The test I am running is of diagonalizing a 4097x4097 matrix of double precision floats. It uses the routine DSYEV.
From analysing the hotspots in VTune, I find that almost all the time is spent in overhead and spin time from the functions:
[OpenMP dispatcher]<- pthread_create_child and in [OpenMP fork].
The code was compiled using ifort with the options: -O3 -openmp -g -traceback -xHost -align -ansi-alias -mkl=parallel. Using version 13.1.0.146 of the compiler and version 11 of MKL. The system is made up of 8 core Xeon sandy bridge sockets.

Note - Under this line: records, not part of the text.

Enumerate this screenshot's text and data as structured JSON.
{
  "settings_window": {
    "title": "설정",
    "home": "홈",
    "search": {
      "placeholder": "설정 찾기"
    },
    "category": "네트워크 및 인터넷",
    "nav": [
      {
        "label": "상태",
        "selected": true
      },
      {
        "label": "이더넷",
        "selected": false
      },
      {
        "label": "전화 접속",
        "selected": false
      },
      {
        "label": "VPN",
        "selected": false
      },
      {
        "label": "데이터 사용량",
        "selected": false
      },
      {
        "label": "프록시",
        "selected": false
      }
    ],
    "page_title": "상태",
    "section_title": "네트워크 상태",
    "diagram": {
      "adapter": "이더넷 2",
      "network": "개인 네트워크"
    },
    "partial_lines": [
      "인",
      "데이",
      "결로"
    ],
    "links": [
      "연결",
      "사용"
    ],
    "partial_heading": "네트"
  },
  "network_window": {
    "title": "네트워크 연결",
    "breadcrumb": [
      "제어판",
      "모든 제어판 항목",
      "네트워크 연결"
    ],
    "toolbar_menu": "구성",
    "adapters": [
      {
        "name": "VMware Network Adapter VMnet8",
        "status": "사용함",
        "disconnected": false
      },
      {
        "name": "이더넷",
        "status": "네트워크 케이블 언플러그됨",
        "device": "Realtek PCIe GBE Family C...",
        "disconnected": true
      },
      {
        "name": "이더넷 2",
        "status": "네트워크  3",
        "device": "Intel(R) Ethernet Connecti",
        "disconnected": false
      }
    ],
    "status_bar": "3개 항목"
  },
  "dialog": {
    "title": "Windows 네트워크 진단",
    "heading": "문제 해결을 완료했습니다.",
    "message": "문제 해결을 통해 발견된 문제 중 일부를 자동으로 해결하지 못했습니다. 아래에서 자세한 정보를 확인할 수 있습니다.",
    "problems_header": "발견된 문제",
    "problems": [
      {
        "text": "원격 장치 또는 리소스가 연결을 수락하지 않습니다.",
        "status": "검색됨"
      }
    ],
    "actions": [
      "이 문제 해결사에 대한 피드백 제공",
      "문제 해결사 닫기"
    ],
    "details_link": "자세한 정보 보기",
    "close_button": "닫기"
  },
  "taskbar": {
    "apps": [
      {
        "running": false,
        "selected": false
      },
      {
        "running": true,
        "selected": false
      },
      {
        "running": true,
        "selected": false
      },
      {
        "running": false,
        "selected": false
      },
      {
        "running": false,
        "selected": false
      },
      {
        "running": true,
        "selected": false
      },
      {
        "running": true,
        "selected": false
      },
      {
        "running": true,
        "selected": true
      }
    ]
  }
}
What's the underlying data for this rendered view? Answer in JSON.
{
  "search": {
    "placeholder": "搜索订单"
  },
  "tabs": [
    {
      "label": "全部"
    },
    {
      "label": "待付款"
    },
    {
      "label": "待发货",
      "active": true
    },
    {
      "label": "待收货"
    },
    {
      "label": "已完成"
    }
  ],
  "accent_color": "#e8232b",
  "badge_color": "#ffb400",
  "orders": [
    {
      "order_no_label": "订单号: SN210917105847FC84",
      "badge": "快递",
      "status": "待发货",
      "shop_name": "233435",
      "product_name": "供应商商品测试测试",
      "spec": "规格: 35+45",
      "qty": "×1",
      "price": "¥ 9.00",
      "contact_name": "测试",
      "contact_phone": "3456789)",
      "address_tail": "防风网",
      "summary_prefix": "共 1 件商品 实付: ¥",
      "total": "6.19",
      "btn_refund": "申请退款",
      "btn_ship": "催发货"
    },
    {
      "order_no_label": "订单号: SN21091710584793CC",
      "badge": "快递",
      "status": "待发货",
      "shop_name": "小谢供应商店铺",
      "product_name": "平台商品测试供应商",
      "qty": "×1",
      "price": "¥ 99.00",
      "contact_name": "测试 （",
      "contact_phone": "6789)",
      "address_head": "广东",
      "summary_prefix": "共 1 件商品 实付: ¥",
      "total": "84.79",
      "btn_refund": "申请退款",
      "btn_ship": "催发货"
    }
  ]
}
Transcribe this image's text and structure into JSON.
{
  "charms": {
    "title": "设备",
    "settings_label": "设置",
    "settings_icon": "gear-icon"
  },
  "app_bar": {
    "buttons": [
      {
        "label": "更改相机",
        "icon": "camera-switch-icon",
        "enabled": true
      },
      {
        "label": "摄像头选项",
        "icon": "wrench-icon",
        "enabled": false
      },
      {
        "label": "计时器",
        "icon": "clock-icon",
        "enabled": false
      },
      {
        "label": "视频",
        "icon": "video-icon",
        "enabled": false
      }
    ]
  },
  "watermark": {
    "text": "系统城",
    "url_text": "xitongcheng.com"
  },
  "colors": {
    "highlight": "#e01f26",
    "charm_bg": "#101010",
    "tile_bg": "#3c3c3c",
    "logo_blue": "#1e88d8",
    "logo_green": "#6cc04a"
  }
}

The code was ran with the envars:
OMP_NUM_THREADS=16
MKL_NUM_THREADS=16
KMP_STACKSIZE=2gb
OMP_NESTED=FALSE
MKL_DYNAMIC=FALSE
KMP_LIBRARY=turnaround
KMP_AFFINITY=disabled
It is also ran with the SGI command for NUMA systems 'dplace -x2' which locks the threads to their cores.
So I suspect that there is something up with the options for the MKL, or the library isn't configured properly for our system. I have attached the code used.
Does anybody have any ideas on this?
Jim